Recording and tracking the value of work in progress is not as straightforward as recording and tracking the value of material stock. Materials in the manufacturing or retail industry are commonly delivered with a delivery note, making it easy to record their arrival at the warehouse and their value in the stock account. Once they have been “posted”, regular inventory procedures ensure that they are valued at the correct quantity taking into account the use of the goods for production or other purposes (eg internally), shrinkage or deterioration. They are then “accounted for” when they have been used for the final manufactured product delivered or when they are sold.

In the creative industry, as in other service-based industries, where work in progress is a non-material value, delivery notes generally are, inventories are generally out of the question.

However, the only thing that incorporeal WIP and material stock acquisitions have in common is a purchase invoice. However, even an invoice from a supplier does not necessarily mean that those values ​​are still in process, as the final service they are being used for (for example, an ad campaign) could have already been invoiced to the customer, generating revenue.

Therefore, many companies record incoming purchase invoices as costs immediately and the finance department performs regular (monthly) manual adjustment journals between work in progress and cost of sales, depending on the sales invoice value for the same month. Ideally, the records of the projects for which the costs have been incurred will allow them to base their adjustments on a cost allocation and billing for the same projects. Even if the last allocation applies to a lump sum adjustment journal it is not a scientific way to link the correct costs with the correct income. If at any time a report is required detailing which projects have what potential work-in-progress costs at a specific time, this cannot be easily seen in the journal entry. A new interrogation of the job boards or other records on which the diary was based is necessary.
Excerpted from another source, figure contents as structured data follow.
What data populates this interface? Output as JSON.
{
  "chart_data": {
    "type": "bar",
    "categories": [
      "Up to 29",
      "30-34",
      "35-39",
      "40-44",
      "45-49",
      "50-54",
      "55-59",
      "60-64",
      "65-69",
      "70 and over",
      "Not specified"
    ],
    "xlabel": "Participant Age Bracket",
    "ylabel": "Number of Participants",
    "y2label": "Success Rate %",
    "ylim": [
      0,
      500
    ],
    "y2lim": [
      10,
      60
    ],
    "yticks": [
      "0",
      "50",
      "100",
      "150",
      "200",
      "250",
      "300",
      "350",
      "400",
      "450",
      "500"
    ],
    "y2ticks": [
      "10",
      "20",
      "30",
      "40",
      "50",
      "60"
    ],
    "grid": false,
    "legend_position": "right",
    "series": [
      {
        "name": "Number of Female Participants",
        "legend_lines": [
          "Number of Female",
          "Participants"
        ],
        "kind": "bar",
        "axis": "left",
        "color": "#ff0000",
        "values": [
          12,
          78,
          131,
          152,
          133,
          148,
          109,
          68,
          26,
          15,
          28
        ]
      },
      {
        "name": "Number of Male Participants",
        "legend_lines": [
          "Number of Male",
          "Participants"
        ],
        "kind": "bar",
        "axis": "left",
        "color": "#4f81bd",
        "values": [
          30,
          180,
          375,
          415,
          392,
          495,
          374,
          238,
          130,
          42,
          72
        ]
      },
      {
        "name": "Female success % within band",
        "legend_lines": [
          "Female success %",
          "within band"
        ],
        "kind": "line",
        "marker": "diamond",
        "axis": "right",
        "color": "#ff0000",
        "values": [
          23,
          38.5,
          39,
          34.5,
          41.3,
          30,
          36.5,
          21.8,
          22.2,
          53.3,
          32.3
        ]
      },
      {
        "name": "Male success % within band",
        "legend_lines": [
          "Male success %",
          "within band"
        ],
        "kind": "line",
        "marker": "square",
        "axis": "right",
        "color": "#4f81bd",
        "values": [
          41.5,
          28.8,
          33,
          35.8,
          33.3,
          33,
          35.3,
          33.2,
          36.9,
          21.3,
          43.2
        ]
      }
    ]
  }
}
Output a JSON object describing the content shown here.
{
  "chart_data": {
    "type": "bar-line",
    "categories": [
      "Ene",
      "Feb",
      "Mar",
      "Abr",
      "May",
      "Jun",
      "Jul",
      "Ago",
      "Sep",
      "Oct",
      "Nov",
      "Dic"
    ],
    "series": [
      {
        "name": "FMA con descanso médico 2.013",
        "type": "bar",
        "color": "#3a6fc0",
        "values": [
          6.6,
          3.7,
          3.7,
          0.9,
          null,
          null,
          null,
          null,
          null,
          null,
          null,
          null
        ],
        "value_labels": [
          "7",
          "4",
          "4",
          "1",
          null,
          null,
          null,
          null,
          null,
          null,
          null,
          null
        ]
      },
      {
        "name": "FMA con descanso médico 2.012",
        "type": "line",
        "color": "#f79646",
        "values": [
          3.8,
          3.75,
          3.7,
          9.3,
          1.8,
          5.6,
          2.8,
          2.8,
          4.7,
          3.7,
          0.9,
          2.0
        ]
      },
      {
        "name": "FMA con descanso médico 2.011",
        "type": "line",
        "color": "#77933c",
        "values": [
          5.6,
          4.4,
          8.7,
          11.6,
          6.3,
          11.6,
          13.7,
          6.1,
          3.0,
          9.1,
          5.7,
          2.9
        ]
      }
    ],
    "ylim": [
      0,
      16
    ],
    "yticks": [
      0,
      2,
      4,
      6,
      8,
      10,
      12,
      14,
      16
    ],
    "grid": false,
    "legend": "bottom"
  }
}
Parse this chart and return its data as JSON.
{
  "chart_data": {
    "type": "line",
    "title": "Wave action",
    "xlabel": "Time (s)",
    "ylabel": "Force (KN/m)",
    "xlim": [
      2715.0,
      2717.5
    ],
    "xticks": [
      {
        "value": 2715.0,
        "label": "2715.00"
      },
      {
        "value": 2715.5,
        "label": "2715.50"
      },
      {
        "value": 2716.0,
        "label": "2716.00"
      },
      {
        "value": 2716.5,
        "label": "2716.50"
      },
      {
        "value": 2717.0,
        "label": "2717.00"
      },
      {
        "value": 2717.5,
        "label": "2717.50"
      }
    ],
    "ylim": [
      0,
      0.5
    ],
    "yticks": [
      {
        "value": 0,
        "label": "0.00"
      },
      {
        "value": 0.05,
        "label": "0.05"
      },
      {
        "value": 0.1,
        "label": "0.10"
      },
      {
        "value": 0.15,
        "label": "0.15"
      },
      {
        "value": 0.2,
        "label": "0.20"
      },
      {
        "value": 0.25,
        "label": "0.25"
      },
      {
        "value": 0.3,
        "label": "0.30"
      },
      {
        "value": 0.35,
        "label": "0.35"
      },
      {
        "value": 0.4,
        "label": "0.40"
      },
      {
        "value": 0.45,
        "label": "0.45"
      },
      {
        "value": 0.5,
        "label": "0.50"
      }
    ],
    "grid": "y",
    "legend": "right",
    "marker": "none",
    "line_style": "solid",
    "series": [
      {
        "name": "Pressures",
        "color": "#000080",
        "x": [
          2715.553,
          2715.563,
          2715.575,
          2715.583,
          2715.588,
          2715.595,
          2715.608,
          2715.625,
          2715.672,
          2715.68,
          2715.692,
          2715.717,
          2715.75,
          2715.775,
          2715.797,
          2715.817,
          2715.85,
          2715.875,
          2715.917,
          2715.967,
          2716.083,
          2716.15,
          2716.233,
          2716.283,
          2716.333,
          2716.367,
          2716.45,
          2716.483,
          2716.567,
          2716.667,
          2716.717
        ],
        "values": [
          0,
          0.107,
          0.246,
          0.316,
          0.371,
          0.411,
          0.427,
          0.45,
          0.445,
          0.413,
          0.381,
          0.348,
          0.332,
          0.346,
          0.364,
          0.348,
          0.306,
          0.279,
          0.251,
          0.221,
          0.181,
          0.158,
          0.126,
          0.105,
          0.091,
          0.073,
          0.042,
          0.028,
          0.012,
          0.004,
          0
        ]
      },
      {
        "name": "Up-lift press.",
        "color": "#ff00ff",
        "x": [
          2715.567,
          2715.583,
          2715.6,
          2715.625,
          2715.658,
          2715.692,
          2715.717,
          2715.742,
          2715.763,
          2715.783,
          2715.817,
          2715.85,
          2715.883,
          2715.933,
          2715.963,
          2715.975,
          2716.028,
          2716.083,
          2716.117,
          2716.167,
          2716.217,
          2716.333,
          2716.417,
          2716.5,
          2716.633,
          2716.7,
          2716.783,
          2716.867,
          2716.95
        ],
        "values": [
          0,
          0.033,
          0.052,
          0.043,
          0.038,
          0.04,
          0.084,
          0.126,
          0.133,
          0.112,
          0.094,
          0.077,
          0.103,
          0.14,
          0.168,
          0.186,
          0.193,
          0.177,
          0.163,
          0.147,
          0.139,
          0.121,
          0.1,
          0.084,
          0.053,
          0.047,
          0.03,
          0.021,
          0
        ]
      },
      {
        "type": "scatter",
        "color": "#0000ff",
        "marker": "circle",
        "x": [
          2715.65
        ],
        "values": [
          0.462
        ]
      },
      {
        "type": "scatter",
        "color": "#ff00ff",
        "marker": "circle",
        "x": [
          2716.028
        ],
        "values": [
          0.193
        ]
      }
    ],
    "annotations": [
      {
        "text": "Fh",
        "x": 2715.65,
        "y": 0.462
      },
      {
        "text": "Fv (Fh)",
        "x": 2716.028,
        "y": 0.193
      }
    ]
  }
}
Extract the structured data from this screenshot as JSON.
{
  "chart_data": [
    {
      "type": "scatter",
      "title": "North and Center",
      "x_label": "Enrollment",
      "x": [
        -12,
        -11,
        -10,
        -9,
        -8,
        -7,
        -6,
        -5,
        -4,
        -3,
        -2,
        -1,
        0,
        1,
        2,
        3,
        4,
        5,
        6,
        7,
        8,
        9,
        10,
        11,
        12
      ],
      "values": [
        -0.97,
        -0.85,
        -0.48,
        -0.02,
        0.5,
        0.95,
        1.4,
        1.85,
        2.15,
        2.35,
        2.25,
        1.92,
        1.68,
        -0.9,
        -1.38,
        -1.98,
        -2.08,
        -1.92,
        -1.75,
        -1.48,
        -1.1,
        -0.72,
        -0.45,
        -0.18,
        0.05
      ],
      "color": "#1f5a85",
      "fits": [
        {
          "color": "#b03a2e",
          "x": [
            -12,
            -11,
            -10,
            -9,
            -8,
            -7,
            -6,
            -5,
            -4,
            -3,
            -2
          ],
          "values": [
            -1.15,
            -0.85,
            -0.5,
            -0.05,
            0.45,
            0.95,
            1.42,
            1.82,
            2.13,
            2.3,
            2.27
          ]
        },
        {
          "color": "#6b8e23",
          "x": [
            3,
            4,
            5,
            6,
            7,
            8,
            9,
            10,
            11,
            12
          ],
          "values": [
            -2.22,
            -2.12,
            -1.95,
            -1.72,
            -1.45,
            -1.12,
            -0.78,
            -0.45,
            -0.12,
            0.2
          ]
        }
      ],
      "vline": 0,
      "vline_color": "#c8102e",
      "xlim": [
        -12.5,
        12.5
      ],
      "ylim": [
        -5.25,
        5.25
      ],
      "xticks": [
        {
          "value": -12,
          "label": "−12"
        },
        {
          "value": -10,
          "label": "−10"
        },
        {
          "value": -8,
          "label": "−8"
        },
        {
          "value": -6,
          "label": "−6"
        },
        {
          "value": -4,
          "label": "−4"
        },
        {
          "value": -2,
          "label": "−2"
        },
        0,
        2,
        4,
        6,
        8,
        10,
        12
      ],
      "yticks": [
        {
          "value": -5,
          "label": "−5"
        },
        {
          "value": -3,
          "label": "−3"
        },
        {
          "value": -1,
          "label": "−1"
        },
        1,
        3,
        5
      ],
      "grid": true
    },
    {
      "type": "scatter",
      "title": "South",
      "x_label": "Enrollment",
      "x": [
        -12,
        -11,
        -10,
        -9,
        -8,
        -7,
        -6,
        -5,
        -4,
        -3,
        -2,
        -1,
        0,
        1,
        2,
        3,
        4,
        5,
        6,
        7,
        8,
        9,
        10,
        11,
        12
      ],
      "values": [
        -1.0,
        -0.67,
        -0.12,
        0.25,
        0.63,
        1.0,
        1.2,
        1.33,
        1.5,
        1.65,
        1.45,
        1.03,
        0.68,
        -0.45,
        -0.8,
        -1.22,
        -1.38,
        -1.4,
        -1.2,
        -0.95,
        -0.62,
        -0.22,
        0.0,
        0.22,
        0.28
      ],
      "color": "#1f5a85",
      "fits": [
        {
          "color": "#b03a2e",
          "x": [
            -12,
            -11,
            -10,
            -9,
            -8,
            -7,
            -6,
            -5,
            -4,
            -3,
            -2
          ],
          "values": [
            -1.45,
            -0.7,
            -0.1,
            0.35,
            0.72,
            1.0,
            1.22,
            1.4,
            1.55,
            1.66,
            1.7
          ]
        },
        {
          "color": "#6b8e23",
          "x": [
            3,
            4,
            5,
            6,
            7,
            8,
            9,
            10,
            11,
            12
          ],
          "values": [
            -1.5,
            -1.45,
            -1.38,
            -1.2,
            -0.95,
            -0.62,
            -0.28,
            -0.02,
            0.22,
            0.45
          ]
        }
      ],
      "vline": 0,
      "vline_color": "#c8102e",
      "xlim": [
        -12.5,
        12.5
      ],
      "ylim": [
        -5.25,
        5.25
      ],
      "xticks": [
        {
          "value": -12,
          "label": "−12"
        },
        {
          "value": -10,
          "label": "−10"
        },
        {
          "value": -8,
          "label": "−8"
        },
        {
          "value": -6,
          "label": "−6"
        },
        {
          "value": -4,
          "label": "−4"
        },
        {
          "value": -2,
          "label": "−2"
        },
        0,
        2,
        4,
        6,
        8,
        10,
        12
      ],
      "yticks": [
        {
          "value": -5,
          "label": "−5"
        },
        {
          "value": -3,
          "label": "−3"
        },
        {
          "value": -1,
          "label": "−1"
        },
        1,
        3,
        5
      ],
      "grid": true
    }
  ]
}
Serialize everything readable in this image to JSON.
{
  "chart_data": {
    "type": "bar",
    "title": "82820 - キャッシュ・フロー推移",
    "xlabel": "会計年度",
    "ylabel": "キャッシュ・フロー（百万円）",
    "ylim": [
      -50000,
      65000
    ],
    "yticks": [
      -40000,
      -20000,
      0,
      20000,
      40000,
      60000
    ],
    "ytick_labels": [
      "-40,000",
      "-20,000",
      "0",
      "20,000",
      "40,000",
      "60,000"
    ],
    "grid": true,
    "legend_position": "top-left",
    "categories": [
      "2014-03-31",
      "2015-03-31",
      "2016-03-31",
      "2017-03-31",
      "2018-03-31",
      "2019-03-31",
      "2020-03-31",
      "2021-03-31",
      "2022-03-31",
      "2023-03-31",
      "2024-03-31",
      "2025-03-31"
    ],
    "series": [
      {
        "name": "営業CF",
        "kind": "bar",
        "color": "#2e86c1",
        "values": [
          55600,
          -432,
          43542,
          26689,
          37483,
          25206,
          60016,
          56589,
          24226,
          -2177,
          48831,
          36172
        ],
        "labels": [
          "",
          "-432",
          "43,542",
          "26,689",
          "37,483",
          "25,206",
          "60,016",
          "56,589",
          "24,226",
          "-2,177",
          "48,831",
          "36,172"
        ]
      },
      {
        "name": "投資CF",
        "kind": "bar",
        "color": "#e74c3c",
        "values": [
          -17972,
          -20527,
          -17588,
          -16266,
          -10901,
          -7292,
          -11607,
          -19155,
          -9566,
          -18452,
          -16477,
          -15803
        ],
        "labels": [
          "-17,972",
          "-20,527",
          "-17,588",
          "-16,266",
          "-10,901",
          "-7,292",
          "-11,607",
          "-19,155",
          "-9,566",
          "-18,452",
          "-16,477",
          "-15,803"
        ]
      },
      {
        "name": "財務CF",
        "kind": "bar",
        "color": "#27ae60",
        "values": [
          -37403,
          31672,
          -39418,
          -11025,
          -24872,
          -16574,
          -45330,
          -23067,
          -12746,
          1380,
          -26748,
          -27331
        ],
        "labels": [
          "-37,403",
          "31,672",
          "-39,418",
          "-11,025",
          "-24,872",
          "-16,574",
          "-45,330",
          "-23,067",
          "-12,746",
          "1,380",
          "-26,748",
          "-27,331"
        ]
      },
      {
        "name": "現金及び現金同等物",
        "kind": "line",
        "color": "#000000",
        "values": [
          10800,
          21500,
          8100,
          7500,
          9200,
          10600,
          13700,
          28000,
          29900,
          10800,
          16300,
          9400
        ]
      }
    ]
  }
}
Other companies take a different approach. They calculate for WIP in exactly the opposite way: every incoming invoice related to the project is by default treated as work in progress. The work in process adjustment journals to cost of sales are made when these costs are charged to the customer. If AR invoices have already been issued for costs and cost of sales accruals have been generated, the incoming purchase invoices are processed directly through WIP into cost of sales, reversing the previous accruals at the same time.

This second approach tends to be a more scientific way of calculating the profit (or loss) of the company at any given time. Comparing it to stock and warehouses, when it comes to materials, it also seems like a much more natural way to account for work-in-progress costs. Where there are integrated project management, job cost, and accounting systems in place, this can even be an automated procedure that works job-by-job with the added convenience that incoming AP invoices that relate to more than one job will be correctly assigned to any of the WIP. o Cost of Sales depending on the status of the respective work. Companies that have opted for the second approach and implemented software solutions to address it have found that they improve their reporting, from the project status report to the invoice scheduling report to the management profit and loss report. At any time they can get an analysis of their WIP, cost of sales and therefore profits without having to go through paper records or spreadsheets to obtain detailed information. Along with improved reporting accuracy, most of these companies get a better scheduled workflow and better short- and long-term profitability.